Nine LLM calls per day instead of 63.

Step 2: Expand fallback chains. Every agent tier now has 5+ providers configured. If Groq’s down, it tries Cerebras, then SambaNova, then OpenRouter with Gemini, then Qwen, then NVIDIA NIM. Deep enough that no single provider outage causes a visible failure.

Step 3: Don’t fire everything at once. The wakeMode: "now" flag is… still there. I should probably change it. But reducing the job count means even if all 6 fire simultaneously, it’s 6 calls instead of 13. The providers can handle that.

The Deeper Problem

Free-tier AI providers are incredible. Groq gives you 500,000 tokens per day for free. Cerebras, SambaNova, NVIDIA NIM all have generous allocations. OpenRouter has a free tier for many models.

But “free” comes with constraints that are easy to forget:

Daily limits are per-key, not per-request. A burst of 13 requests doesn’t just hit a rate limit — it can exhaust an entire day’s allocation in seconds.

Fallback chains can amplify failure. If your primary provider goes down and your fallback is another free tier, you’re just shifting the load. And if all 5 fallbacks are free tiers, you can cascade through all of them before any single one has recovered.
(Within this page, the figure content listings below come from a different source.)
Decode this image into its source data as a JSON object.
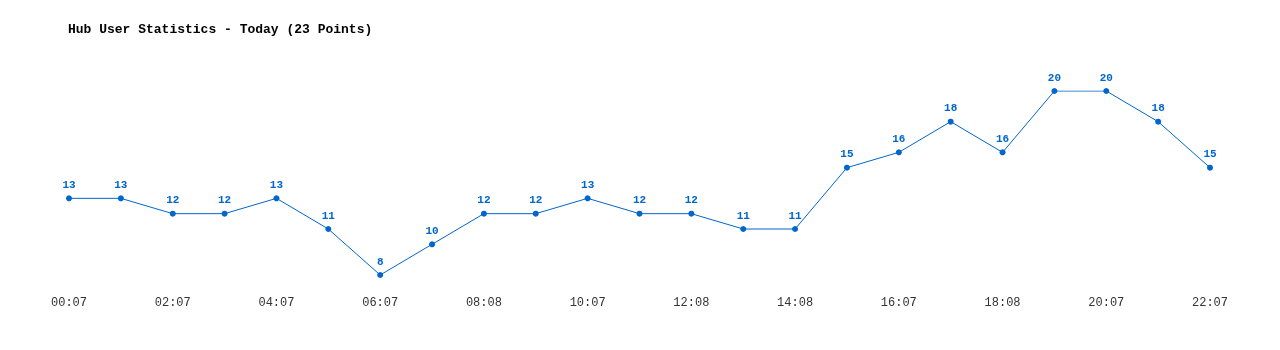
{
  "chart_data": {
    "type": "line",
    "title": "Hub User Statistics - Today (23 Points)",
    "categories": [
      "00:07",
      null,
      "02:07",
      null,
      "04:07",
      null,
      "06:07",
      null,
      "08:08",
      null,
      "10:07",
      null,
      "12:08",
      null,
      "14:08",
      null,
      "16:07",
      null,
      "18:08",
      null,
      "20:07",
      null,
      "22:07"
    ],
    "series": [
      {
        "color": "#0066cc",
        "values": [
          13,
          13,
          12,
          12,
          13,
          11,
          8,
          10,
          12,
          12,
          13,
          12,
          12,
          11,
          11,
          15,
          16,
          18,
          16,
          20,
          20,
          18,
          15
        ]
      }
    ],
    "data_labels": true,
    "marker": "circle",
    "grid": false
  }
}
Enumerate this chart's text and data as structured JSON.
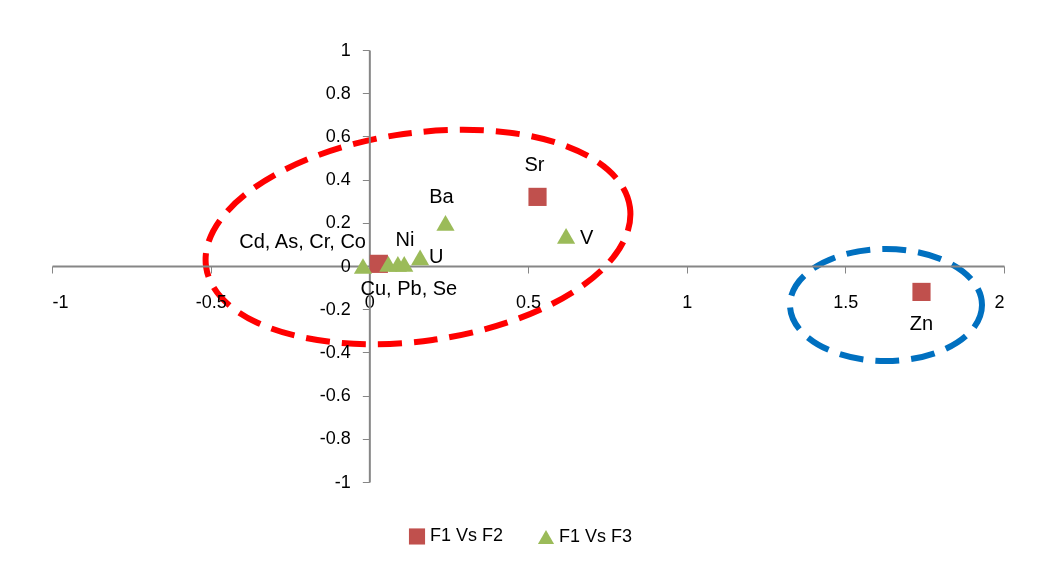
{
  "chart_data": {
    "type": "scatter",
    "series": [
      {
        "name": "F1 Vs F2",
        "color": "#c0504d",
        "marker": "square",
        "x": [
          0.03,
          0.53,
          1.74
        ],
        "values": [
          0.01,
          0.32,
          -0.12
        ]
      },
      {
        "name": "F1 Vs F3",
        "color": "#9bbb59",
        "marker": "triangle",
        "x": [
          -0.02,
          0.06,
          0.09,
          0.11,
          0.16,
          0.24,
          0.62
        ],
        "values": [
          0.0,
          0.01,
          0.01,
          0.01,
          0.04,
          0.2,
          0.14
        ]
      }
    ],
    "annotations": [
      {
        "text": "Cd, As, Cr, Co",
        "x": -0.02,
        "y": 0.0
      },
      {
        "text": "Ni",
        "x": 0.09,
        "y": 0.01
      },
      {
        "text": "U",
        "x": 0.16,
        "y": 0.04
      },
      {
        "text": "Cu, Pb, Se",
        "x": 0.03,
        "y": 0.01
      },
      {
        "text": "Ba",
        "x": 0.24,
        "y": 0.2
      },
      {
        "text": "V",
        "x": 0.62,
        "y": 0.14
      },
      {
        "text": "Sr",
        "x": 0.53,
        "y": 0.32
      },
      {
        "text": "Zn",
        "x": 1.74,
        "y": -0.12
      }
    ],
    "xlim": [
      -1,
      2
    ],
    "xticks": [
      -1,
      -0.5,
      0,
      0.5,
      1,
      1.5,
      2
    ],
    "ylim": [
      -1,
      1
    ],
    "yticks": [
      -1,
      -0.8,
      -0.6,
      -0.4,
      -0.2,
      0,
      0.2,
      0.4,
      0.6,
      0.8,
      1
    ],
    "grid": false,
    "legend": "bottom"
  }
}
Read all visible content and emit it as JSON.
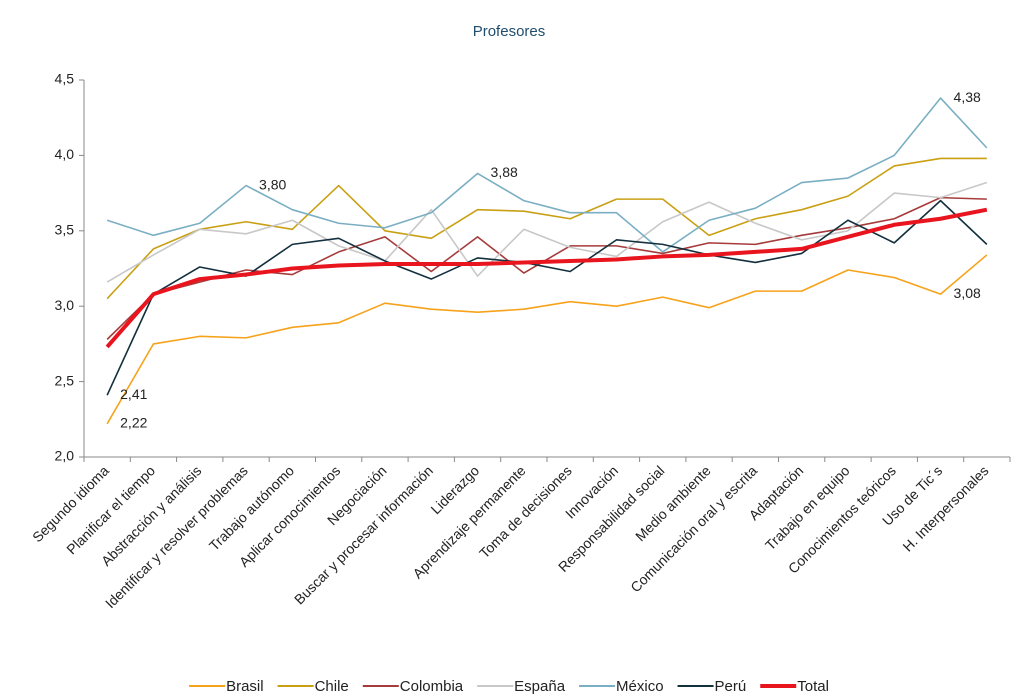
{
  "chart_data": {
    "type": "line",
    "title": "Profesores",
    "categories": [
      "Segundo idioma",
      "Planificar el tiempo",
      "Abstracción y análisis",
      "Identificar y resolver problemas",
      "Trabajo autónomo",
      "Aplicar conocimientos",
      "Negociación",
      "Buscar y procesar información",
      "Liderazgo",
      "Aprendizaje permanente",
      "Toma de decisiones",
      "Innovación",
      "Responsabilidad social",
      "Medio ambiente",
      "Comunicación oral y escrita",
      "Adaptación",
      "Trabajo en equipo",
      "Conocimientos teóricos",
      "Uso de Tic´s",
      "H. Interpersonales"
    ],
    "series": [
      {
        "name": "Brasil",
        "color": "#f7a21b",
        "values": [
          2.22,
          2.75,
          2.8,
          2.79,
          2.86,
          2.89,
          3.02,
          2.98,
          2.96,
          2.98,
          3.03,
          3.0,
          3.06,
          2.99,
          3.1,
          3.1,
          3.24,
          3.19,
          3.08,
          3.34
        ],
        "value_labels": [
          "2,22",
          null,
          null,
          null,
          null,
          null,
          null,
          null,
          null,
          null,
          null,
          null,
          null,
          null,
          null,
          null,
          null,
          null,
          "3,08",
          null
        ]
      },
      {
        "name": "Chile",
        "color": "#c9a013",
        "values": [
          3.05,
          3.38,
          3.51,
          3.56,
          3.51,
          3.8,
          3.5,
          3.45,
          3.64,
          3.63,
          3.58,
          3.71,
          3.71,
          3.47,
          3.58,
          3.64,
          3.73,
          3.93,
          3.98,
          3.98
        ]
      },
      {
        "name": "Colombia",
        "color": "#a63b3b",
        "values": [
          2.78,
          3.08,
          3.16,
          3.24,
          3.21,
          3.36,
          3.46,
          3.23,
          3.46,
          3.22,
          3.4,
          3.4,
          3.35,
          3.42,
          3.41,
          3.47,
          3.52,
          3.58,
          3.72,
          3.71
        ]
      },
      {
        "name": "España",
        "color": "#c8c8c8",
        "values": [
          3.16,
          3.34,
          3.51,
          3.48,
          3.57,
          3.4,
          3.3,
          3.64,
          3.2,
          3.51,
          3.39,
          3.33,
          3.56,
          3.69,
          3.55,
          3.44,
          3.5,
          3.75,
          3.72,
          3.82
        ]
      },
      {
        "name": "México",
        "color": "#7aafc3",
        "values": [
          3.57,
          3.47,
          3.55,
          3.8,
          3.64,
          3.55,
          3.52,
          3.62,
          3.88,
          3.7,
          3.62,
          3.62,
          3.36,
          3.57,
          3.65,
          3.82,
          3.85,
          4.0,
          4.38,
          4.05
        ],
        "value_labels": [
          null,
          null,
          null,
          "3,80",
          null,
          null,
          null,
          null,
          "3,88",
          null,
          null,
          null,
          null,
          null,
          null,
          null,
          null,
          null,
          "4,38",
          null
        ]
      },
      {
        "name": "Perú",
        "color": "#13303e",
        "values": [
          2.41,
          3.08,
          3.26,
          3.2,
          3.41,
          3.45,
          3.3,
          3.18,
          3.32,
          3.29,
          3.23,
          3.44,
          3.41,
          3.34,
          3.29,
          3.35,
          3.57,
          3.42,
          3.7,
          3.41
        ],
        "value_labels": [
          "2,41",
          null,
          null,
          null,
          null,
          null,
          null,
          null,
          null,
          null,
          null,
          null,
          null,
          null,
          null,
          null,
          null,
          null,
          null,
          null
        ]
      },
      {
        "name": "Total",
        "color": "#e8141e",
        "width": 4,
        "values": [
          2.73,
          3.08,
          3.18,
          3.21,
          3.25,
          3.27,
          3.28,
          3.28,
          3.28,
          3.29,
          3.3,
          3.31,
          3.33,
          3.34,
          3.36,
          3.38,
          3.46,
          3.54,
          3.58,
          3.64
        ]
      }
    ],
    "ylim": [
      2.0,
      4.5
    ],
    "yticks": [
      {
        "value": 2.0,
        "label": "2,0"
      },
      {
        "value": 2.5,
        "label": "2,5"
      },
      {
        "value": 3.0,
        "label": "3,0"
      },
      {
        "value": 3.5,
        "label": "3,5"
      },
      {
        "value": 4.0,
        "label": "4,0"
      },
      {
        "value": 4.5,
        "label": "4,5"
      }
    ],
    "legend": "bottom"
  }
}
Provider rate limiting is inconsistent. Groq returns clean 429s. OpenRouter returns 400s with malformed error bodies. Some providers silently drop requests. Some return 200 with empty responses. Your retry logic needs to handle all of these, and “handle” doesn’t mean “retry immediately with the next provider.”

wakeMode is a footgun. Any “fire everything on startup” pattern is dangerous when “everything” means “all the jobs that would normally spread across 24 hours.” Startup burst is a well-known problem in distributed systems. I should’ve known better.

What I’d Do Differently

Stagger the cron jobs on startup. Instead of wakeMode: "now", use wakeMode: "scheduled" and let each job wait for its next natural trigger. Or add a random delay to each job’s first execution — 30 seconds to 5 minutes — so they don’t all fire at once.

Monitor token usage, not just request success. I had health checks that verified “did the job complete?” but not “how many tokens did that cost?” If I’d been tracking daily token burn rate, I would’ve seen the 63-call-per-day number and realized it was right at the limit.

Pick one or two providers for primary use and keep the rest genuinely as fallbacks. Spreading load across 5 free tiers sounds resilient but actually means you’re dependent on 5 services maintaining their free-tier policies. If any one changes their limits, your math breaks.

The Status Now

Six jobs. Nine calls per day. Five-deep fallback chains. No more cascade failures.

It’s probably the most expensive container restart I’ve ever done, measured in burned API credits and debugging time. All because of a config flag that said “yes, please fire everything immediately.”

Lesson learned. The hard way. As usual.